まあ残ったら鶏さんの餌になるので、作りすぎる分にはべつに良いんですけど。
「――あ、そうそう。ところでラティ殿、一つお願いがあるのですが」
ふわふわのパンケーキを突付きつつ、サニーちゃんが右手をあげました。
「はいはい。改まっていったい何でしょう」
首を傾げるわたしも、彼女はチラリとこちらへ視線を向けました。
「……拙者と一緒に、街へと同行してもらえないでしょうか」
サニーちゃんの言葉に、わたしは思わず言葉を失います。
そのお願いは――。
「――すみません、それはできません」
ダンジョンを留守にするというのも問題がある気がしますが、何より王都でわたしは重罪人として扱われている可能性が高いです。
街へと足を踏み入れようものなら、そのまま衛兵に捕らえられてしまうかも……。
そんなわたしの思いを知ってか知らずか、サニーちゃんは気にせずパンケーキを食べ始めました。
「そうですか。ならいいです」
あっさり。
さほど気にしていない彼女の様子に、わたしは思わず胸を撫で下ろしました。
「……なぜ突然そんなことを?」
わたしの質問に、彼女は少し悩んでから口を開きます。
「……街でラティ殿の話をしていたら、ちょっとした依頼を受けまして。

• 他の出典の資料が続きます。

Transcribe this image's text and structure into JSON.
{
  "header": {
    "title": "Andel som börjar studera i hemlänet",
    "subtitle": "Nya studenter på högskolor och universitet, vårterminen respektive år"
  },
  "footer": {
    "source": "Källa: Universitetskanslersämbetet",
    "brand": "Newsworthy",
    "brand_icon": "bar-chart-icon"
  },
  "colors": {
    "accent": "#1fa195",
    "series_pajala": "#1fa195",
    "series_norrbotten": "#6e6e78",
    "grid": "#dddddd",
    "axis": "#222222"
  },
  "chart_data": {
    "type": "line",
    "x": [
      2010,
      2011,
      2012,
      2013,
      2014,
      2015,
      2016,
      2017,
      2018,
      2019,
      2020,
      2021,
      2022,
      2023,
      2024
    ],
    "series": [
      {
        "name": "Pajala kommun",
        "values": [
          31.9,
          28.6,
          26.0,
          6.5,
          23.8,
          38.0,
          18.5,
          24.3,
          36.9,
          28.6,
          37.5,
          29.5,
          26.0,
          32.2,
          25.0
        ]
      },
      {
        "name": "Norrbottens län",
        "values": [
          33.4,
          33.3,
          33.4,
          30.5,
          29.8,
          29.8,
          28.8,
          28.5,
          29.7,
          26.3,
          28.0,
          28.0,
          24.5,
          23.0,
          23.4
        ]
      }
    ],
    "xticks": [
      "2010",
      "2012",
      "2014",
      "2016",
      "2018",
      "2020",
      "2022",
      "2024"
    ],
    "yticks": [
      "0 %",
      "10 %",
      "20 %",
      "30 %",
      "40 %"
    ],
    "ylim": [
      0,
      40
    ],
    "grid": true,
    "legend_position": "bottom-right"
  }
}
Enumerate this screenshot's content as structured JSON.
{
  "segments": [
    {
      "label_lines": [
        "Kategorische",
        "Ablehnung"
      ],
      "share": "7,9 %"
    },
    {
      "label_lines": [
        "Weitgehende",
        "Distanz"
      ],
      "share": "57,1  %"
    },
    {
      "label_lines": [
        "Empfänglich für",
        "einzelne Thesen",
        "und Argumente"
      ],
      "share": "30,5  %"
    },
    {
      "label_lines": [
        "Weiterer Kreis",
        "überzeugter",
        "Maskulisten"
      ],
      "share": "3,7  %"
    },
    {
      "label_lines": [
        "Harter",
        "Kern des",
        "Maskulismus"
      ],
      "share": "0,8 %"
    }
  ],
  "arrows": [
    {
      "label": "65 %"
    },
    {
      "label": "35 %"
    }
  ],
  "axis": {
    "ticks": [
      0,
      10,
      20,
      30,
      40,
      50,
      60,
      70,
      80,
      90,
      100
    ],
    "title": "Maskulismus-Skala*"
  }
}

いや正式に受けたわけではないんですが、『出来たら会いたい』みたいな」
彼女の言葉に、少し鼓動が早くなるのを感じました。
そんな依頼をする相手に心当たりは一人しかいません。
「――依頼主の方は、どんな人でした?」
わたしの言葉に彼女は少し迷った様子を見せつつも、答えを口にしました。
「エンシス様と名乗る騎士の方でした。背が高い碧眼で……ラティ殿の、お兄さんを名乗っていましたが」
サニーちゃんの言葉にわたしは頷きます。
「……その人、革鎧も着ずに腰に数本の剣を差していませんでした?」
「おお、そういえばそんな姿でした。……あとその、凄くカッコイイ方でしたね……!」
サニーちゃんはそう言って頬を赤らめます。
……またあの人、女の子をたぶらかしてる。
「……たぶん、エンシス兄さん本人で間違いないとは思います」
どうやら兄さんはわたしを探してくれているようです。
父を殺した犯人を捕まえたのでしょうか……。
いろいろな可能性を考えるわたしをよそに、サニーちゃんは考え込むように腕を組みました。
「……『安全に暮らせているならそれでいい』とも伝言は預かってます。無理に連れ戻したりするつもりはないようですな」
「なるほど……。単純に安否を気にしてくれているだけみたいですね」
彼女の言葉にわたしは頷きます。
そんな言い方をするということは、おそらくまだ犯人を捕まえてはいないはず。
わたしへの疑いが完全に晴れているなら、その旨を教えてくれるかとは思います。
「まあ拙者としては、ラティ殿を連れ去られると金づる――数少ない友達が減ってしまうので、遠慮願いたいところでしたが」
「いま金づるって言いましたよね? 明確に言ってから言い直しましたよね?」
サニーちゃんは舌を出してウインクしました。
『てへ』じゃないんですよ。『てへ』じゃ。
……まあ、それはいいとして。
「……サニーちゃん、わたしからも一つだけ伝言をお願いします」
「ほう。なんと?」
わたしはサニーちゃんに視線を向けつつ、笑いました。
「『楽しく暮らしているので、わたしのことは忘れてください』、と」
わたしにはこのダンジョンと、ダンジョンの仲間たちがいます。
わたしがいなくなったらダンジョンの管理者がいなくなってヨルくんが困るでしょうし、今王都に戻っても迷惑をかけるはずです。
だからわたしは、このままでいいんです。
わたしの言葉にサニーちゃんは頷きます。
「了解しました。それじゃあラティ殿、ついでに質問なのですが……」
サニーちゃんはにっこりと笑みを浮かべて言いました。
「拙者、ラティ殿のお兄さんをデートにお誘いしたりしても問題ないでしょうか?」
彼女の質問に、わたしは苦笑しつつ頷きます。
「どーぞどーぞ、ご自由に」
「おお! ありがとうございます! 拙者のこと、お義姉ちゃんと呼んでもらって構いませんよ!」
「わたしが構います」
朴念仁の兄が彼女になびくともあまり思えませんが、その時は祝福してさしあげましょう。
そんな恋バナの一つもしつつ、わたしたちはのんびりとパンケーキに舌鼓をうつのでした。